The Nigerian Exchange is also considering expanding this possibility to include stock listings valued in dollars.

According to Temi Popoola, CEO of Nigerian Exchange Ltd., in an interview with Bloomberg, this proposal’s main objective is to make it easier for businesses to operate out of the nation’s special economic free trade zones and generate foreign currency earnings.

“Our main goal is to enable these companies to issue bonds denominated in dollars and ultimately to offer equity in dollars,” Popoola said.

It might help with the problems caused by changes in foreign currency.

The action is a response to ongoing worries expressed by oil businesses, a significant industry in Nigeria, about having access to dollars to purchase raw materials.

The Reforms of President Tinubu

The lack of foreign money has persisted despite recent efforts, including revamping the foreign exchange market in June under President Bola Tinubu’s new administration, which led to a 40% devaluation of the naira.

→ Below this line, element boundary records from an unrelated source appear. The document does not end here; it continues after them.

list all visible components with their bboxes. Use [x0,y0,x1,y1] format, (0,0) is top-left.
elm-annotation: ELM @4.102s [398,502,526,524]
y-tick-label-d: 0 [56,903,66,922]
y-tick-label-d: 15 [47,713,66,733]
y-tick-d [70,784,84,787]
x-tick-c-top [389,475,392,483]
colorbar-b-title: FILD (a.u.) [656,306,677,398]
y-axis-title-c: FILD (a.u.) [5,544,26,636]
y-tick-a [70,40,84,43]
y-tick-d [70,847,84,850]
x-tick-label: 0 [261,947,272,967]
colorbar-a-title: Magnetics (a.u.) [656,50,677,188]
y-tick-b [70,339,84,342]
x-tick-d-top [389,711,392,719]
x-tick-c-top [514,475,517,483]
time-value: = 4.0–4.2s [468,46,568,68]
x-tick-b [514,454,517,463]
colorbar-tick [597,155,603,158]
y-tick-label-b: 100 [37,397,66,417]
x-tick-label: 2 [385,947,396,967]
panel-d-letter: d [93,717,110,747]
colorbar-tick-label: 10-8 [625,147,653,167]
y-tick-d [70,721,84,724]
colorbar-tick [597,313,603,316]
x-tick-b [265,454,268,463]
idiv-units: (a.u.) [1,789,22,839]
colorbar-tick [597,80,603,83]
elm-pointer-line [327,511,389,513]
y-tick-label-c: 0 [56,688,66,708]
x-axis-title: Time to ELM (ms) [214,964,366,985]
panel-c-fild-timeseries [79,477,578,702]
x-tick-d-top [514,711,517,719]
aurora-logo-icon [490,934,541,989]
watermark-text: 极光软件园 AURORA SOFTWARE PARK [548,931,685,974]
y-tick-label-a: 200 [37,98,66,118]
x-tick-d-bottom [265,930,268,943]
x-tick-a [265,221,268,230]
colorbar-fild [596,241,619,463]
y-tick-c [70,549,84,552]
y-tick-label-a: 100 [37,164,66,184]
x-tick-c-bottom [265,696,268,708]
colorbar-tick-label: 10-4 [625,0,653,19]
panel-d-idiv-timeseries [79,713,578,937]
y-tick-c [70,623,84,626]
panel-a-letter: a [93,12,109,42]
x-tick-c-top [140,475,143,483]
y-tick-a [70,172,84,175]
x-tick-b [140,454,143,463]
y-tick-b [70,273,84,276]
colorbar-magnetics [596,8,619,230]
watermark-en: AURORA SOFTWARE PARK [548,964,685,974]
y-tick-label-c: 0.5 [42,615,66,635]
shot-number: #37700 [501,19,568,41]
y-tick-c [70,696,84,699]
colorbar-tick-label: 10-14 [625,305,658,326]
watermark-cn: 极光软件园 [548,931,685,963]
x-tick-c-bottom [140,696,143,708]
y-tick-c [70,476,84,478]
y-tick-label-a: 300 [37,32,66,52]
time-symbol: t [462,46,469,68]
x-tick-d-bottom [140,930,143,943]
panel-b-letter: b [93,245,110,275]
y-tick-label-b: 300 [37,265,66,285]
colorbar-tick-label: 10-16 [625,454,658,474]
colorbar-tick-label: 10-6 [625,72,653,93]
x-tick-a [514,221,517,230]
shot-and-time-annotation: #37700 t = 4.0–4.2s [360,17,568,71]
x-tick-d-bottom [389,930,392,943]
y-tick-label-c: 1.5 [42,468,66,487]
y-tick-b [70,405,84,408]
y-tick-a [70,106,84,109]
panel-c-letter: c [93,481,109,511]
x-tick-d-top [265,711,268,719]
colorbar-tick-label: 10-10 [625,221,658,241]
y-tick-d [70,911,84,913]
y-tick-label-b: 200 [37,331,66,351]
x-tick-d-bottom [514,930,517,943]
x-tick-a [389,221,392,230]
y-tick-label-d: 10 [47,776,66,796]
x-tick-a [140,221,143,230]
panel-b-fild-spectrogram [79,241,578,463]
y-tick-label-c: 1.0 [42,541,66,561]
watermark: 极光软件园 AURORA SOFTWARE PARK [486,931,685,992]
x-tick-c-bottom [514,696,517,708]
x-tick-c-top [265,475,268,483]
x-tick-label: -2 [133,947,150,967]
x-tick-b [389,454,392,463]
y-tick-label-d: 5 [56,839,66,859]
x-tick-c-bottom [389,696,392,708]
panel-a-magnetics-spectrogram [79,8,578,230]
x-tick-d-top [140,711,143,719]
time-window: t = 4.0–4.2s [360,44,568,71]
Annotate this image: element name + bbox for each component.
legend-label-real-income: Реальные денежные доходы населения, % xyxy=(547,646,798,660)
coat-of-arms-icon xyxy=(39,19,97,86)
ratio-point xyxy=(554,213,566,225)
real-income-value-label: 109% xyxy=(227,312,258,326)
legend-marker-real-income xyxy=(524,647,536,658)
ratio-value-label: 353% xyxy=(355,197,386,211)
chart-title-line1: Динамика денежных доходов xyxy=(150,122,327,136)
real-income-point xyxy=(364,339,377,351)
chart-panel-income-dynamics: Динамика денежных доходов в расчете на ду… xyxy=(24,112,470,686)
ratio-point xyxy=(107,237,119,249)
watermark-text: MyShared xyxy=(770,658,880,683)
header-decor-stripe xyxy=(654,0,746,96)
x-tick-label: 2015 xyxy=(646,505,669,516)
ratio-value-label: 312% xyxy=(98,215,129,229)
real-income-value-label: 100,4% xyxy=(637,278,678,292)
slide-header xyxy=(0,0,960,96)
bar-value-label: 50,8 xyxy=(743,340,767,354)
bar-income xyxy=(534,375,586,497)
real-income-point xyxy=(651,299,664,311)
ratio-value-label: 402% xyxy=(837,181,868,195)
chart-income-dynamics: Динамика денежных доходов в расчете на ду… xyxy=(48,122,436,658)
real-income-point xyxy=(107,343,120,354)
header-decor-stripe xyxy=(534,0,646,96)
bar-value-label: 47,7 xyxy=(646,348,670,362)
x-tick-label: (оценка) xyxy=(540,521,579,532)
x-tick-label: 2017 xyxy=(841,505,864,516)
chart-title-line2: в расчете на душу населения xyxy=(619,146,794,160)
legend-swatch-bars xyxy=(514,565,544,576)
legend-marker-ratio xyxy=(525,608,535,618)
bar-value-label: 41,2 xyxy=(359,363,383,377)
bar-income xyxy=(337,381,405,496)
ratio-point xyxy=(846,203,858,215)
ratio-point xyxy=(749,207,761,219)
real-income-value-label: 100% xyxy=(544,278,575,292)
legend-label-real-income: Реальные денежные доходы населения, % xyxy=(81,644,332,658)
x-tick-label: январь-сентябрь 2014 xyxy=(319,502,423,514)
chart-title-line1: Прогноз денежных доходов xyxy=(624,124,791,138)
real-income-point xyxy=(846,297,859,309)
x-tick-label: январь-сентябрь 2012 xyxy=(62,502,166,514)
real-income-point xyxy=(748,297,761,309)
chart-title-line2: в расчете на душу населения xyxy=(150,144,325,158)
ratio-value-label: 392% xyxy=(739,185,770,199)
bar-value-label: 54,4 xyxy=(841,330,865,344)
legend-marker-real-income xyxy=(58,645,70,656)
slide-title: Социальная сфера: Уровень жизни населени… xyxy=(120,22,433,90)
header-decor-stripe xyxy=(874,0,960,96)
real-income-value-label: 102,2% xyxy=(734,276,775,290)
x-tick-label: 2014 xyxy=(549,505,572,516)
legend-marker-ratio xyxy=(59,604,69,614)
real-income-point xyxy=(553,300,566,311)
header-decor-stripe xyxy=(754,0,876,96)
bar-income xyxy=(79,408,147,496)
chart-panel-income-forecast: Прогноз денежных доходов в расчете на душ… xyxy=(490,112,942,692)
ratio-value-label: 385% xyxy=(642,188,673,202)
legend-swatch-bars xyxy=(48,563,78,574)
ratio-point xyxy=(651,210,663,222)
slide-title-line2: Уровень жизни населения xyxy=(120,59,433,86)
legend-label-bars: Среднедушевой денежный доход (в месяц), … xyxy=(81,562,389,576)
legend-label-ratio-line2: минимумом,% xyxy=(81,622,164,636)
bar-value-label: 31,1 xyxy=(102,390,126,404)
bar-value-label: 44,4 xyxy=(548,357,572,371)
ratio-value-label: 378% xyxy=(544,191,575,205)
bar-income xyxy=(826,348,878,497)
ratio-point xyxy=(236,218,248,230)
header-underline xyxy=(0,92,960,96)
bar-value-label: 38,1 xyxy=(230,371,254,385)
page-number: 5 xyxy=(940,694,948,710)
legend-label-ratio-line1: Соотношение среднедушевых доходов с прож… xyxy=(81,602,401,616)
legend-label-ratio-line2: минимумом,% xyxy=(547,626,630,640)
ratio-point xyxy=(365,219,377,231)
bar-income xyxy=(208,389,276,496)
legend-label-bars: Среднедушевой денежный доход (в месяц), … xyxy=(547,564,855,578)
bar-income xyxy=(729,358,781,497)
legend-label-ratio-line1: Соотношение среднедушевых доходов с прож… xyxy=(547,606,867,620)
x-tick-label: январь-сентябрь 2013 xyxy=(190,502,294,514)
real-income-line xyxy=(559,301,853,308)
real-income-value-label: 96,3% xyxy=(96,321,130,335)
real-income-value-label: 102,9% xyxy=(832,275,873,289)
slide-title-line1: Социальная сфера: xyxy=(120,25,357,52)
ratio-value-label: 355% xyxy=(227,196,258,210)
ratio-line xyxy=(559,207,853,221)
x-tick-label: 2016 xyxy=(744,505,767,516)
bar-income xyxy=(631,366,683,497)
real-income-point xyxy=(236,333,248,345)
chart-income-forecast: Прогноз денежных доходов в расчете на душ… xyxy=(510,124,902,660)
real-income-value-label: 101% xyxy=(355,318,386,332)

The CEO, Popoola, did not give a particular timetable for the prospective adoption of these recommendations.

Still, he did mention that the government has shown a strong interest in more comprehensive market reforms. He also emphasized the potential for listing regulations to be changed in a rather short amount of time.

Nigeria has done things to address other economic issues and remove foreign exchange controls.

Notably, the nation has ended fuel subsidies, which totaled $10 billion the year before, and started an agriculture overhaul to fight the nation’s skyrocketing food inflation.

Other projects of the NGX

Nigerian Exchange Ltd. is working with the regional Securities and Exchange Commission to alter legislation allowing certain companies to issue dividends in dollars, proposing dollar-denominated listings and foreign currency bond issuances.

In response, Popoola said, “Given the proactive stance of the present government, it is logical to believe that these goals can be reached.”

The action is anticipated to tap into large cash reserves held by institutional and retail investors, promoting a more favorable atmosphere for local listings.

However, Popoola issued the following warning: “If the target firms are unable to obtain dollars in our sector, many of them may choose to list abroad.”